Hi Noeuf glad you got something sorted. What you are feeling seems to be pretty common. One, that after paying the money, you will automatically get a yes, and two, that if you don't it means you are truly and uniquely defective!
Also, after a diagnosis and you share it with a trusted person, there are comments such as "You don't look like you have it", "Everyone is somewhere on the spectrum" and "I'm not doubting you have it but you have clearly learned coping mechanisms".
I am getting a second opinion because I think about these comments a lot!
Maybe I am just a drama queen who wants an excuse for being the way I am. And yet, Aspergers feels like home to me. The only thing in my life that has ever made sense.
I thought that when I knew I would somehow be relieved (I was) and that something might change (it did) but I was still left with the ever questioning mind and ruminations and in that sense nothing changed atall.

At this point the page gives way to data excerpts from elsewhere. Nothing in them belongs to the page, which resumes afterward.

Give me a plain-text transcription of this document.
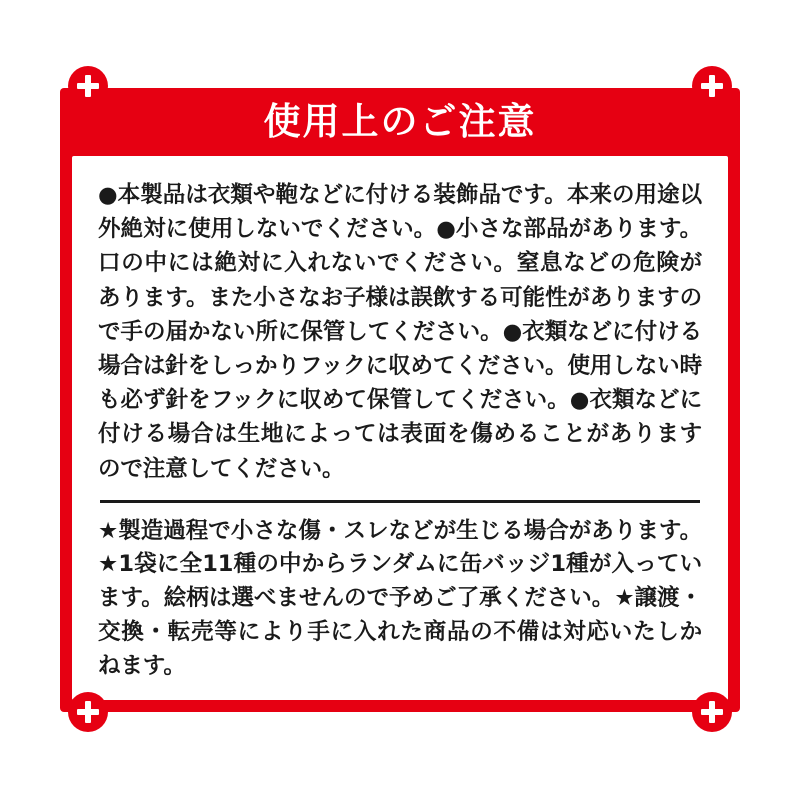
使用上のご注意

●本製品は衣類や鞄などに付ける装飾品です。本来の用途以外絶対に使用しないでください。●小さな部品があります。口の中には絶対に入れないでください。窒息などの危険があります。また小さなお子様は誤飲する可能性がありますので手の届かない所に保管してください。●衣類などに付ける場合は針をしっかりフックに収めてください。使用しない時も必ず針をフックに収めて保管してください。●衣類などに付ける場合は生地によっては表面を傷めることがありますので注意してください。

★製造過程で小さな傷・スレなどが生じる場合があります。★1袋に全11種の中からランダムに缶バッジ1種が入っています。絵柄は選べませんので予めご了承ください。★譲渡・交換・転売等により手に入れた商品の不備は対応いたしかねます。
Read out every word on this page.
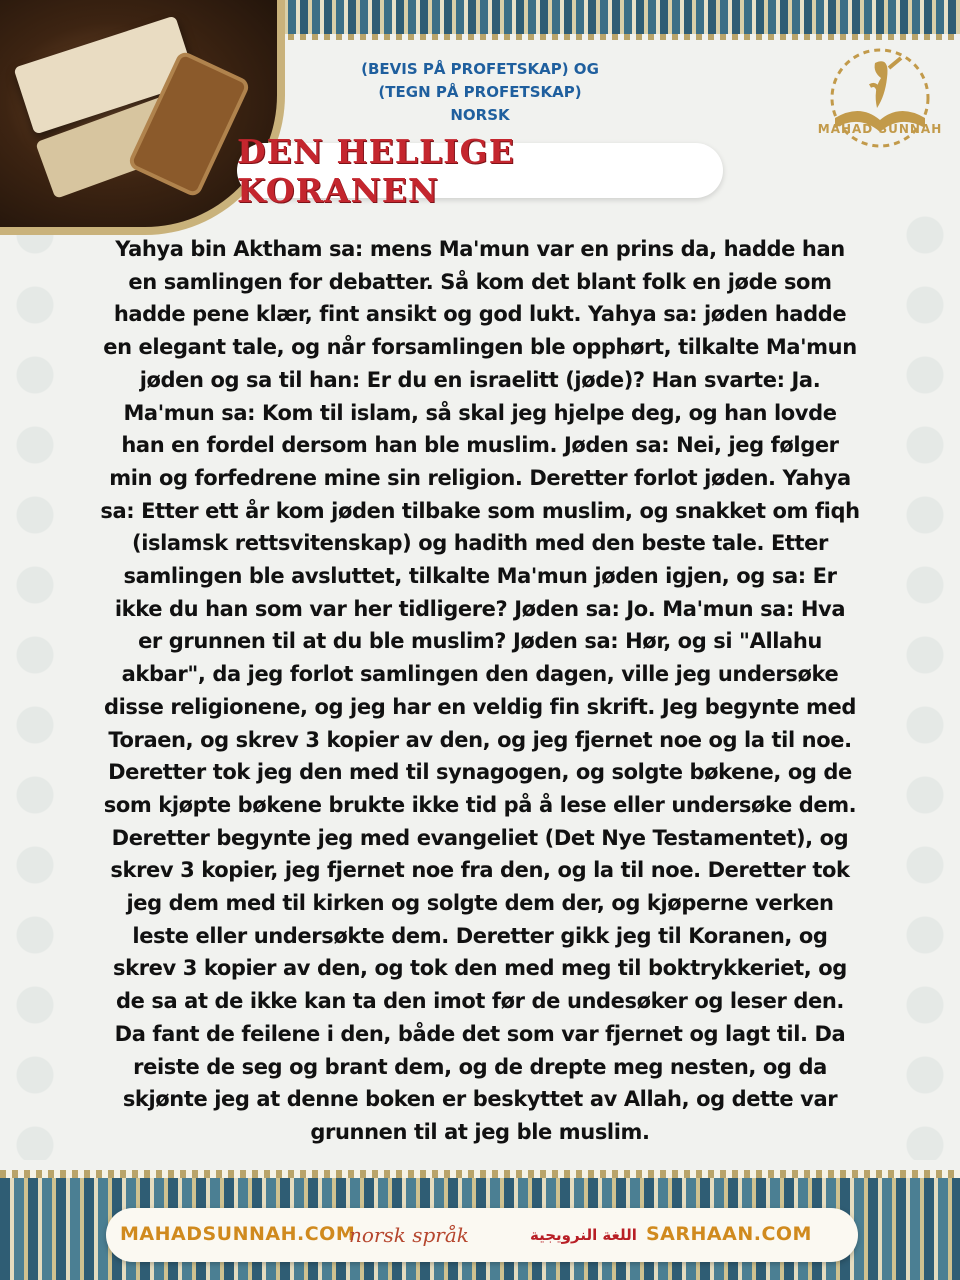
MAHAD SUNNAH
(BEVIS PÅ PROFETSKAP) OG
(TEGN PÅ PROFETSKAP)
NORSK
DEN HELLIGE KORANEN

Yahya bin Aktham sa: mens Ma'mun var en prins da, hadde han en samlingen for debatter. Så kom det blant folk en jøde som hadde pene klær, fint ansikt og god lukt. Yahya sa: jøden hadde en elegant tale, og når forsamlingen ble opphørt, tilkalte Ma'mun jøden og sa til han: Er du en israelitt (jøde)? Han svarte: Ja. Ma'mun sa: Kom til islam, så skal jeg hjelpe deg, og han lovde han en fordel dersom han ble muslim. Jøden sa: Nei, jeg følger min og forfedrene mine sin religion. Deretter forlot jøden. Yahya sa: Etter ett år kom jøden tilbake som muslim, og snakket om fiqh (islamsk rettsvitenskap) og hadith med den beste tale. Etter samlingen ble avsluttet, tilkalte Ma'mun jøden igjen, og sa: Er ikke du han som var her tidligere? Jøden sa: Jo. Ma'mun sa: Hva er grunnen til at du ble muslim? Jøden sa: Hør, og si "Allahu akbar", da jeg forlot samlingen den dagen, ville jeg undersøke disse religionene, og jeg har en veldig fin skrift. Jeg begynte med Toraen, og skrev 3 kopier av den, og jeg fjernet noe og la til noe. Deretter tok jeg den med til synagogen, og solgte bøkene, og de som kjøpte bøkene brukte ikke tid på å lese eller undersøke dem. Deretter begynte jeg med evangeliet (Det Nye Testamentet), og skrev 3 kopier, jeg fjernet noe fra den, og la til noe. Deretter tok jeg dem med til kirken og solgte dem der, og kjøperne verken leste eller undersøkte dem. Deretter gikk jeg til Koranen, og skrev 3 kopier av den, og tok den med meg til boktrykkeriet, og de sa at de ikke kan ta den imot før de undesøker og leser den. Da fant de feilene i den, både det som var fjernet og lagt til. Da reiste de seg og brant dem, og de drepte meg nesten, og da skjønte jeg at denne boken er beskyttet av Allah, og dette var grunnen til at jeg ble muslim.

MAHADSUNNAH.COM
norsk språk	اللغة النرويجية SARHAAN.COM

I was very disappointed by peoples' reactions. I thought they didn't believe me because I look "normal". Every day is a struggle, everything I say is monitored. I avoid all social occasions. Being alone at the end of a working week is heaven to me. I feel lonely but know that being with people will not touch the lonliness. It is intrinsic.
Sorry to waffle on. Just to let you know that what you are feeling is perfectly normal for us and you may feel elated, reassured, vindicated etc. but in the end you will still be you and it is never easy.